Why Calvin Johnson Won’t Set a New Receiving Yards Record in 2013

Calvin Johnson

Andrew Weber-USA TODAY Sports

Calvin Johnson had one of the best football seasons in history last year. The ultra-talented wide receiver racked up an amazing 1,964 yards through the air, surpassing the previous record of 1,848 set by Jerry Rice back in 1995. While it was a tremendous year for Johnson and his quarterback Matthew Stafford, it was an incredibly disappointing year for the rest of the Detroit Lions, as the team only managed to post four wins.

Recording-breaking seasons are great, but I’m sure Johnson would have traded his 2012 numbers for a playoff berth, any day of the week. A postseason appearance is again the expectation in the Motor City in 2013, after the team went out and signed the explosive Reggie Bush.

Many people are now jumping back on the Detroit bandwagon, simply because Bush will make them that much more dynamic on offense. But what does it mean for Megatron?

I’m confident in saying that there’s no way Johnson breaks his own receiving yards record this season. Not that he doesn’t have enough talent and skills to get the job done again, it’s just that there won’t be as many balls thrown his way. With Bush now on the roster, there’s going to be less touches for everyone on the Lions’ offense. This isn’t a bad thing, though, because he should ultimately make Johnson more effective. While he did set a receiving yards record, Megatron only found the end zone five times in 2012. This is a number that will surely increase in 2013.
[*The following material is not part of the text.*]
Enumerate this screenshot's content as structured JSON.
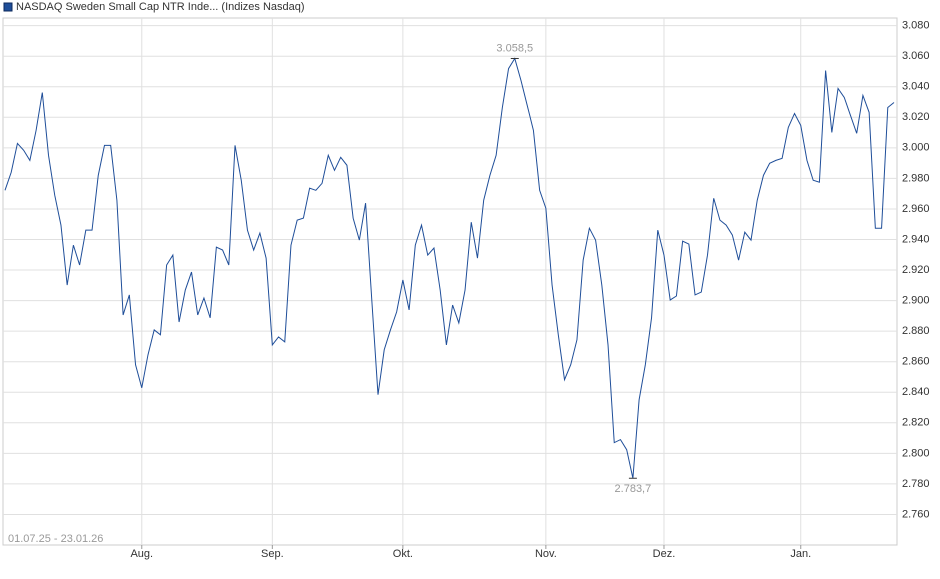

Megatron shouldn’t need to flirt with 2,000 yards for this offense to be effective. The Lions will have more success by spreading the ball around, and not going to the well every time they need to with Johnson. Just with the addition of Bush alone, I think Megatron’s receiving yards will drop. At the same time, the matchup nightmares Bush will create, should allow Johnson to get open on a much more regular basis.

Decreased numbers won’t exactly be a bad thing for Johnson, because it should mean that more members of the Lions’ offense are getting involved, which is ultimately what the team needs to be a real threat in this year’s NFC.